The ruling coalition, and particularly Prime Minister Sher Bahadur Deuba, had been hesitating to announce local elections as it feared the April timing would benefit CPN-UML, the main opposition, and harm the coalition partners, including Nepali Congress. But constant pressure from the UML as well as the civil society paid off and the coalition had to relent. However this decision came about, it is the right one. There can be no democracy without a periodic renewal of people’s mandate.

Also read: Editorial: Everyone’s responsibility

Covid-19 will continue to stalk local elections, even though the country is projected to be well off peak-infection by April-end. More worryingly, the Election Commission could struggle to properly enforce election code of conduct. In 2017 local elections, some ward-level candidates had spent up to a million rupees in campaigning; a whopping Rs 50 billion were spent just on campaigning for local elections across the country. If running in local elections is so costly, contesting provincial and federal elections has become prohibitive, barring all but the richest folks from contesting.  

Does the commission have enough money and manpower to strictly enforce the code of conduct across the country, come April? Can it defy those in power and function with a high level of independence? How will it ensure compliance with covid protocols?
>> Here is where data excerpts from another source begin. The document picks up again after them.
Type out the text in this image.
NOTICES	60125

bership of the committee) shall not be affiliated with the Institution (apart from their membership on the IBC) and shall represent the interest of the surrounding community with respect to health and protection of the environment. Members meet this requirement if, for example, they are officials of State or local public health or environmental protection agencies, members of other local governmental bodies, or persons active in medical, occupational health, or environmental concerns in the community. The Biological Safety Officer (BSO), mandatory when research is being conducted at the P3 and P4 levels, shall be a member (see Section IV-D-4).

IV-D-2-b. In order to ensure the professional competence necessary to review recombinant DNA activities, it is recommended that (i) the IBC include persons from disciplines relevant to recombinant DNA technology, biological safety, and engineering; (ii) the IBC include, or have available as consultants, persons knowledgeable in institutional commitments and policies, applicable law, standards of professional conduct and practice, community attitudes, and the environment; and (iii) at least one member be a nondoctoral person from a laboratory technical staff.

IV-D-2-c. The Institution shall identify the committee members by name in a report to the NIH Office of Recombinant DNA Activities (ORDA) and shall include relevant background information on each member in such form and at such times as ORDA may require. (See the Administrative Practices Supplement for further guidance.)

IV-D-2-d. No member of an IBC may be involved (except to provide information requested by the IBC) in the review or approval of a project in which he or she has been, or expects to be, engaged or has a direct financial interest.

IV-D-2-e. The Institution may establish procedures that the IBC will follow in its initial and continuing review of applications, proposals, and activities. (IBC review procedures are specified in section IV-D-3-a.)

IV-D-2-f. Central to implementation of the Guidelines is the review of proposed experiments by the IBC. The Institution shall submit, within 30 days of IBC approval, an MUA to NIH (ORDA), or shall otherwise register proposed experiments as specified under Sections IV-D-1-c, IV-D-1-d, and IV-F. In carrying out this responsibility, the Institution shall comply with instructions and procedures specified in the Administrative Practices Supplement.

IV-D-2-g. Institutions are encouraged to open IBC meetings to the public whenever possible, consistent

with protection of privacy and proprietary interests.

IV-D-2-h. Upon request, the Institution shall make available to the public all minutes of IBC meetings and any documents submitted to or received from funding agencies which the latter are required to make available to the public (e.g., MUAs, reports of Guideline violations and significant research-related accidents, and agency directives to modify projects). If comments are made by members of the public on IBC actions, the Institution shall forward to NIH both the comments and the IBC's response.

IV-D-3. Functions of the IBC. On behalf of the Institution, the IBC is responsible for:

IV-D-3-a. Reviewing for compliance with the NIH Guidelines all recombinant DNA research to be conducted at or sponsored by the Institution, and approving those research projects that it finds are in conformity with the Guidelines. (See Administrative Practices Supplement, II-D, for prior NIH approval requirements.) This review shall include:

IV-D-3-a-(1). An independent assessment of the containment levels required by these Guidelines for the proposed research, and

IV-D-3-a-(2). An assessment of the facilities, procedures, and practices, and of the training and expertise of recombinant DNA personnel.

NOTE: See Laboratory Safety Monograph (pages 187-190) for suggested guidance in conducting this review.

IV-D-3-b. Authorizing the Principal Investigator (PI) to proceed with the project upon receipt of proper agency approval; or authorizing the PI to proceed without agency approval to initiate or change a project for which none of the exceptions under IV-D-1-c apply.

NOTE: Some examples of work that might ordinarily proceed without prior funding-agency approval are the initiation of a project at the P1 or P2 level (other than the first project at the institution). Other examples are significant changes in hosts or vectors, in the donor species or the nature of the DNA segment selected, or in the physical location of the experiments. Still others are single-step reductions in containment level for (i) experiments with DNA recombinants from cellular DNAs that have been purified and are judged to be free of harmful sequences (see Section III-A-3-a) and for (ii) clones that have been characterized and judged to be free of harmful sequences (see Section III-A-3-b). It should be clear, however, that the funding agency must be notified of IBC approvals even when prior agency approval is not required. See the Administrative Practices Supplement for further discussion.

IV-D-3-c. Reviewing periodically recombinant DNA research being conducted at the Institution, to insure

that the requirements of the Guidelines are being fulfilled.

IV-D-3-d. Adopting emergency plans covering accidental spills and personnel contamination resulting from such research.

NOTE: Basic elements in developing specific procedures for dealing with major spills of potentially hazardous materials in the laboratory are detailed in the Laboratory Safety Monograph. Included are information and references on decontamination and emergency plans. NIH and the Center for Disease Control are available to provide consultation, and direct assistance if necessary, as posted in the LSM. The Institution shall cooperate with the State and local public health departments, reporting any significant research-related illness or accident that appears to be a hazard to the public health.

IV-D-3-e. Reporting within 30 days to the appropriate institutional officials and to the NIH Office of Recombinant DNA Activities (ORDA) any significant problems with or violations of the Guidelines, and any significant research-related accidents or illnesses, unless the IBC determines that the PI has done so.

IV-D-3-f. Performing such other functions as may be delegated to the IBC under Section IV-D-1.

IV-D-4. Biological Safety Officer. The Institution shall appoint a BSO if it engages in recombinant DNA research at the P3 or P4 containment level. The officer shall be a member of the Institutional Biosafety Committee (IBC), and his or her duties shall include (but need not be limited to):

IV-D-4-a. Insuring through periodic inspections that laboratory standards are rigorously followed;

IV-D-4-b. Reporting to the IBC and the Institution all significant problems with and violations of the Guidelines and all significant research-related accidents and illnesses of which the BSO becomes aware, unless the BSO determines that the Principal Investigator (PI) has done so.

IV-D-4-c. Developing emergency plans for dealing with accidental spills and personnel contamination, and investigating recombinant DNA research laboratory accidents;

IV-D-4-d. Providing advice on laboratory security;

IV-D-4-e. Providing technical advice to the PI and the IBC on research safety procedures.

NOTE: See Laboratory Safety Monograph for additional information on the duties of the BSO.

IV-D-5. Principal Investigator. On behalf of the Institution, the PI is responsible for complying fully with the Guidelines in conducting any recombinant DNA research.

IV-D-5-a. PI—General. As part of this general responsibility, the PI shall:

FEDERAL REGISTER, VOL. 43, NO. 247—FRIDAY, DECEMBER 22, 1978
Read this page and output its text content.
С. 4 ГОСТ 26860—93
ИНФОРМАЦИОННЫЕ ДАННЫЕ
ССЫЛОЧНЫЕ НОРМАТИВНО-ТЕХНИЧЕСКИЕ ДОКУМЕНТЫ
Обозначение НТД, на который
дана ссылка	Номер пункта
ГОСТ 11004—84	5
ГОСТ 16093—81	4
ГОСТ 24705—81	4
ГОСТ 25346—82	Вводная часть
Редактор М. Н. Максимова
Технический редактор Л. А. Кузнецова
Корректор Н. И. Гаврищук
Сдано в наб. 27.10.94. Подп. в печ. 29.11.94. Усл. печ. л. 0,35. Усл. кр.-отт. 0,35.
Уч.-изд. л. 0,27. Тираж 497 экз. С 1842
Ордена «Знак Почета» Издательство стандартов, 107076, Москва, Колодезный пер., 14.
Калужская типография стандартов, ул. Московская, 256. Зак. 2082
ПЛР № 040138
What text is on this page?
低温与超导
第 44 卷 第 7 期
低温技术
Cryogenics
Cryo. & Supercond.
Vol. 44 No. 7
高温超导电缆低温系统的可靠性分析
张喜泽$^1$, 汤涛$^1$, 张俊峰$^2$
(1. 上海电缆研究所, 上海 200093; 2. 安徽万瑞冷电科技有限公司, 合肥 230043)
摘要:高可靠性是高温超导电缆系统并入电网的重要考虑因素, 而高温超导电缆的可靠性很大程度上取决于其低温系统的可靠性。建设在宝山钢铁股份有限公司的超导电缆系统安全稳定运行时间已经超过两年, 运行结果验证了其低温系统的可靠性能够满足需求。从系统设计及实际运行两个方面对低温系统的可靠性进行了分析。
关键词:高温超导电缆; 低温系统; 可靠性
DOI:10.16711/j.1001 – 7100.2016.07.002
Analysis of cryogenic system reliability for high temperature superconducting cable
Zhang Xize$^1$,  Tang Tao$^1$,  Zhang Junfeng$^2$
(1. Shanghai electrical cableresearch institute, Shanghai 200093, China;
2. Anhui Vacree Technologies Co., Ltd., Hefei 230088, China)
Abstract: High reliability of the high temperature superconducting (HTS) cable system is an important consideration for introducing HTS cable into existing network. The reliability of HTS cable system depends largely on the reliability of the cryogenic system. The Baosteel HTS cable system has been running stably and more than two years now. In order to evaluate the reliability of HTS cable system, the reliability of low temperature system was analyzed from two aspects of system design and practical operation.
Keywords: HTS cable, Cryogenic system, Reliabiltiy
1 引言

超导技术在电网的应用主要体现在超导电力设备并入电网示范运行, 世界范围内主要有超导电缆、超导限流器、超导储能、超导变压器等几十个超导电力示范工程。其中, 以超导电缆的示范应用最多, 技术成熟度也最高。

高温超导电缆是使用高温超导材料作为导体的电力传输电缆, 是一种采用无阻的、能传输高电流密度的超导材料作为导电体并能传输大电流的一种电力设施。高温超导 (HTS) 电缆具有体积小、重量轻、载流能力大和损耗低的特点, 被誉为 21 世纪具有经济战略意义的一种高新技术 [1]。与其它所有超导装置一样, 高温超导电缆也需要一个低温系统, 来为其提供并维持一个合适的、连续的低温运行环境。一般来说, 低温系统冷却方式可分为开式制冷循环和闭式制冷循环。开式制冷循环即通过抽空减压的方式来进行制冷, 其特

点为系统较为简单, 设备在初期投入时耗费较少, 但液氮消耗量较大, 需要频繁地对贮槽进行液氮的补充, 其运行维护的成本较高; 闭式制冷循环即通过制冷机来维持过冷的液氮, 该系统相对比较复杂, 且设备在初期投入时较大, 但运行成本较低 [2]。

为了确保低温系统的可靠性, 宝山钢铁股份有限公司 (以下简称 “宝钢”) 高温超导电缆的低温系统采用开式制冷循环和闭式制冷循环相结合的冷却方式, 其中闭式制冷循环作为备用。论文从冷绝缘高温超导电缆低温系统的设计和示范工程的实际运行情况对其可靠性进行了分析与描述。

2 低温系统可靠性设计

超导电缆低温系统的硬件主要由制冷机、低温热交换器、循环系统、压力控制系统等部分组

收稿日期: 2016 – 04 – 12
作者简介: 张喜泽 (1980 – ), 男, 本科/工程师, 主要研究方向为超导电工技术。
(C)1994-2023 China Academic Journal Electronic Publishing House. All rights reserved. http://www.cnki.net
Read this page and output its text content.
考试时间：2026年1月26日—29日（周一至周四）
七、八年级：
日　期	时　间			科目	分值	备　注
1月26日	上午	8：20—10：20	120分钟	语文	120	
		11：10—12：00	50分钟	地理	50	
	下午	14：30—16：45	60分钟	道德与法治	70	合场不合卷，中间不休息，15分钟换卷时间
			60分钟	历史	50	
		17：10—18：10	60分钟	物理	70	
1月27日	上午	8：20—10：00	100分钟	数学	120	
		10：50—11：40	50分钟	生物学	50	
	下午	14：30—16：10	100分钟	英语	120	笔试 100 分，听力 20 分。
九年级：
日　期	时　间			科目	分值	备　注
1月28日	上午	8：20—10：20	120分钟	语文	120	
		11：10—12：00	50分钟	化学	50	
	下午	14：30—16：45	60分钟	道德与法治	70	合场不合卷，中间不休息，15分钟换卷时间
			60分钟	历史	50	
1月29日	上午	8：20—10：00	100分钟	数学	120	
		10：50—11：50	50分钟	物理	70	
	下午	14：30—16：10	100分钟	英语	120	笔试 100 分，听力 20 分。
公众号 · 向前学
How will the commission, historically notorious for buying all kinds of unnecessary vehicles and equipment on election-eve, minimize its costs this time? The deliberations on these vital questions have to start today. Two-months is not a long time given the scale of the task: managing elections across 753 local units, with tens of thousands of candidates in the fray.

Lalitpur DAO decides to halt all services except for emergency

The District Administration Office, Lalitpur has decided to halt all the services other than essential ones from Thursday.

Saying that the Covid-19 cases have been increasing rapidly of late in the Kathmandu Valley and some of the staffers of the office have also tested positive for Covid-19, the office has decided to halt all the services except for emergency ones until further notice.

Chief District Officer Ghamshyam Upadhyay said that the office has stopped issuing citizenship certificates and national identity cards among others from today.

Nobel Medical College students in Kathmandu to pile pressure on government

Students of the Biratnagar-based Nobel Medical College, which has been accused of charging more fees than the amount fixed by the government, have reached Kathmandu to pile pressure on the government.

The students led by Manish Bhattarai, coordinator of the Medical Education Struggle Committee, came to Kathmandu saying that the Nobel Medical College has not refund the students who have been charged additional fees yet.

Saying that the Nobel Medical College has been cheating the students, Bhattarai said that they would continue their protest until the college refunds the extra fees collected from the students.

It has been learnt that the Kathmandu Medical College has also been charging extra Rs 600,000 from the students.

The government has been urging the medical colleges to refund the additional fees of the students but to no avail.